In particular, the consonance of dominant media views, and the neo-liberal political agenda, is highlighted,[533] as evidenced, for example, by the almost complete absence of scrutiny of the political activities of corporations (as opposed to providing financial information to investors).[534] This analysis suggests that if, for example, we focus on the US, the years since Sullivan have not produced a thorough-going marketplace of ideas—indeed, they are marked by the absence of both media diversity and large-scale citizen participation in democratic processes.[535] This, of course, was not caused directly by the Sullivan decision, but it was equally not inhibited by it. Accordingly, we can argue that removing state law sanctions will not by itselflead to a richer amount of material being made available for public debate—this does nothing to address the very real phenomenon of private censorship, where the structural factors listed above combine[536] to inhibit what is released into the public domain.[537]
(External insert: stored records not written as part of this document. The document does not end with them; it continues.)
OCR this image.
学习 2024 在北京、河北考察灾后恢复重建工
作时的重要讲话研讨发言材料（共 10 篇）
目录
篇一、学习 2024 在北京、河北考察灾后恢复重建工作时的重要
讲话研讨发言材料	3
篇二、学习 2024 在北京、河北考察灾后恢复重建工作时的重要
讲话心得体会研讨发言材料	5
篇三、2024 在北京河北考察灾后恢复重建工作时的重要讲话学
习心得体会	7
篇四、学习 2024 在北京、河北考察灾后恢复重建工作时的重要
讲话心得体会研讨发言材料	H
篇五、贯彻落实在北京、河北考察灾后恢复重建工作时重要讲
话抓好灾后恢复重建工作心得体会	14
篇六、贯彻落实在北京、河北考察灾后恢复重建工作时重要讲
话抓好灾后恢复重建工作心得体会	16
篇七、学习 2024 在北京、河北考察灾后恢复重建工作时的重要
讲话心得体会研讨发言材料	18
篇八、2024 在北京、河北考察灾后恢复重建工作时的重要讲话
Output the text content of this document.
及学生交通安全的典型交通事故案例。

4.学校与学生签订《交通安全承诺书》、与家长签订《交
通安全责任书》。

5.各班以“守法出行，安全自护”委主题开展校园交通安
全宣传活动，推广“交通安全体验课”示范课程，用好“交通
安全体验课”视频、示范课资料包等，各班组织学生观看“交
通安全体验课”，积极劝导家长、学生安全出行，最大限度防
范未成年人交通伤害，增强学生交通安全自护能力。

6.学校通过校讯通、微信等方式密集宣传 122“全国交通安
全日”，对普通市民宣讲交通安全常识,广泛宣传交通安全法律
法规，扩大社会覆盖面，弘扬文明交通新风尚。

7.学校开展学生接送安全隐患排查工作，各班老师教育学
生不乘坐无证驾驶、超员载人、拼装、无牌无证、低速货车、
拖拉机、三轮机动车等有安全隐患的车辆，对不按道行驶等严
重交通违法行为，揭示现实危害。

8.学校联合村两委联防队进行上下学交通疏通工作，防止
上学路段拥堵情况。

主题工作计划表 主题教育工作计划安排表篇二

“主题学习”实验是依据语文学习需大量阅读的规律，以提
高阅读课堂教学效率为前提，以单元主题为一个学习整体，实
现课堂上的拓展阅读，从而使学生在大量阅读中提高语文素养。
The conventional constitutional approach to political libels, in assuming the (beneficial) direct effect of court orders on public debate, thus leaves unasked questions about how communication operates, and what are the most important influences on that debate. Yet these questions are central to an accurate knowledge of constitutional adjudication on freedom of expression. The studies referred to above suggest that when we do ask questions about the actual impact of constitutional litigation, we receive answers which cast further doubt on the soundness of the dominant assumption made within normative scholarship about law’s instrumentality.